Groom, author of eight fiction and seven nonfiction books, has given the Battle of Shiloh the mega attention that it deserves by writing a book with the storytelling appeal of fiction but solidly backed with fact.

Shiloh, also known as Pittsburg Landing, was fought on the Tennessee-Mississippi border just north of Corinth on April 6 and 7, 1862. The spring that year was much like the one here in the Washington area now, with a burst of flowering trees, blue sky and pleasant weather. It should have been gloomy and nasty because, by the end of two days, close to 3,500 men had died, 16,000 were wounded and more than 7,000 were missing.

Groom doesn’t ignore the military aspect of the battle, but the terribleness of war, and particularly of that battle, is brilliantly told by some of the victims, both civilian and military, who experienced the fighting, what the author called that dreadful something that descended on them “as swift and merciless as a cyclone from the southern plains.”

There is little Elsie Duncan, whose father was the minister at the log Shiloh Chapel and the drill sergeant for the local recruits. The battle raged in front of their house, leaving in its wake “dead men and horses.” Inside the house, “the floor was covered with blood” where the wounded and dead had been brought.

Gen. William Tecumseh Sherman, long before he became famous for his destructive marches through the South, was a principle player at Shiloh. Here he is the buffoon who inexplicably turned aside a dozen reports of Confederate armies heading for the Union camp. He called those reporting to him “scaredy-cats.”

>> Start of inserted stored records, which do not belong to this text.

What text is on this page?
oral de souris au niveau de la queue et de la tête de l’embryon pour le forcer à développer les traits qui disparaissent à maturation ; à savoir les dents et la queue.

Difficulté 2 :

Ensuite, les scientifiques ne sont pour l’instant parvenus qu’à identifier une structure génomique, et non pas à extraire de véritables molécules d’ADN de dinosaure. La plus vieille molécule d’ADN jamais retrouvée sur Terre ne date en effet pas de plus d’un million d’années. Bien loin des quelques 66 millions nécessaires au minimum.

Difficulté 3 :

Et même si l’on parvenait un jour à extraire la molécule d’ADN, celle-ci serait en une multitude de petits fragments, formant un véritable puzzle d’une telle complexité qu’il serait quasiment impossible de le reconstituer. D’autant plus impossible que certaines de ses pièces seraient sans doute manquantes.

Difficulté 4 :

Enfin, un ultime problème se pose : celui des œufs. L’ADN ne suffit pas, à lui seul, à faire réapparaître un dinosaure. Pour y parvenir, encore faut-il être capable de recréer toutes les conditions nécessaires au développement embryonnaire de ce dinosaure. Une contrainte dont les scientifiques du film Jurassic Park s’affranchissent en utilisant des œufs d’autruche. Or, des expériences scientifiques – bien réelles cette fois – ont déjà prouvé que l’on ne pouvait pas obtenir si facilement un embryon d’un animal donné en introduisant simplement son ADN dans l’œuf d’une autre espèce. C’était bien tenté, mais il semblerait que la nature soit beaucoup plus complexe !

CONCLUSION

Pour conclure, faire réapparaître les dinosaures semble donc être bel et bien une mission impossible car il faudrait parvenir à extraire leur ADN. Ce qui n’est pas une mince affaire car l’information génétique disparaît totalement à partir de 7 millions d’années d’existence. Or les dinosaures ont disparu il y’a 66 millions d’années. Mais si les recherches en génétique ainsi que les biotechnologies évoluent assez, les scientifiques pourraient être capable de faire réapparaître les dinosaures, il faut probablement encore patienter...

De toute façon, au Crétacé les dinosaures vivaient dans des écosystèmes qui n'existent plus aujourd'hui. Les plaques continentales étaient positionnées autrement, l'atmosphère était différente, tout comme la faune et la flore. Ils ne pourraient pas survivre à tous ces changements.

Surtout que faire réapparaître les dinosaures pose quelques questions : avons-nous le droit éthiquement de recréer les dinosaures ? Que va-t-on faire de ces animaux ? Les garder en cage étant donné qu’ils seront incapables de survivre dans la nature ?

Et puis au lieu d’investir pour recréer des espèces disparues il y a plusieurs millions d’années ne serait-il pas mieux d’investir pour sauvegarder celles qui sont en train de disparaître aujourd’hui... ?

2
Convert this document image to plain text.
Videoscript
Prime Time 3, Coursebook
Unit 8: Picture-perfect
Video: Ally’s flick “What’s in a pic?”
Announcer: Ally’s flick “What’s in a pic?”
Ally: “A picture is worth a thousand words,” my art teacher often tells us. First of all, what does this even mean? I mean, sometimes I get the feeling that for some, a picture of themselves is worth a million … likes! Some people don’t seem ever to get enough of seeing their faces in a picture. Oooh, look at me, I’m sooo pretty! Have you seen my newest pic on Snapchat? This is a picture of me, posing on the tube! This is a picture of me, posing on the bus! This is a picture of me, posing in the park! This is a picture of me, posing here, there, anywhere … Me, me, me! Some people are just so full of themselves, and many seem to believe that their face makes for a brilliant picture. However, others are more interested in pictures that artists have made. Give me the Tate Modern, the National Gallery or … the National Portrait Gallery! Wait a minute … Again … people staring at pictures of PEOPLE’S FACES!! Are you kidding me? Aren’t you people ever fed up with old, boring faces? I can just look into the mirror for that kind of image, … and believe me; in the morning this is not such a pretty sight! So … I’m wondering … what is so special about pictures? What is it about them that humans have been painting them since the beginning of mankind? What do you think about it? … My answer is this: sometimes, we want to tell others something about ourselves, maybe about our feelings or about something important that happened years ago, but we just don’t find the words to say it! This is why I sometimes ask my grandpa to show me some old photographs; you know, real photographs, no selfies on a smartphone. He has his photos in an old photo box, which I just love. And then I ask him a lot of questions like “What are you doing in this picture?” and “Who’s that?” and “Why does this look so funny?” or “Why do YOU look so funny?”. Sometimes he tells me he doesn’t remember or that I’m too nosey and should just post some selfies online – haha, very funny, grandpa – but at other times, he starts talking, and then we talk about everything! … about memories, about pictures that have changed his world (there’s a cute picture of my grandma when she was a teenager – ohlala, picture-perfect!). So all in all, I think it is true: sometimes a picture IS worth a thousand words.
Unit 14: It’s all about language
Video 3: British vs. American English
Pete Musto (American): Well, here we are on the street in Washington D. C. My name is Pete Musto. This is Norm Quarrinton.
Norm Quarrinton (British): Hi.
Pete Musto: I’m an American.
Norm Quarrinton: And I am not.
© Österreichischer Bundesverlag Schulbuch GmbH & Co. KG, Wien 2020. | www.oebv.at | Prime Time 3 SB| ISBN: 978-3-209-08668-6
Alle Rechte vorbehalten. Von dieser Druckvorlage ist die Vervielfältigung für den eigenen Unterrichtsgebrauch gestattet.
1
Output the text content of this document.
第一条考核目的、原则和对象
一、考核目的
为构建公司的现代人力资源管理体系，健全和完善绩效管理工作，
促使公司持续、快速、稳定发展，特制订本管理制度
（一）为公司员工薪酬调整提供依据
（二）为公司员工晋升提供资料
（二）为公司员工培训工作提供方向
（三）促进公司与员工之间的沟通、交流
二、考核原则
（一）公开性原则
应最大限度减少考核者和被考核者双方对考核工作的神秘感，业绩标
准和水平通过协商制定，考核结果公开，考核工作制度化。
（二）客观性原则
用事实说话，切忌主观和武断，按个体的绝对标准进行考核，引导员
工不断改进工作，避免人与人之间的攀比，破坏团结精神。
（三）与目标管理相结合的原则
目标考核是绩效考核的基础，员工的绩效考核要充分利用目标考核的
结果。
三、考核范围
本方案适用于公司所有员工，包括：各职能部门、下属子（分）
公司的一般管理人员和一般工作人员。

Leander Stillwell, an 18-year-old Union corporal, stood in line waiting for the enemy to appear. He thought of his old log cabin back in Illinois and his father and mother, “who would be getting my little brothers ready for Sunday school, the old dog lying asleep, the hens cackling about the barn.”

There are many more real people telling their stories thanks to massive research on the part of Groom.

At the end of the book, it seemed odd to be back in the world of 2012. The feeling is like leaving a theater after a particularly terrific movie and blinking in the bright sunlight, not quite able to throw off the mood.

This is a book that will stay with you for a very long time.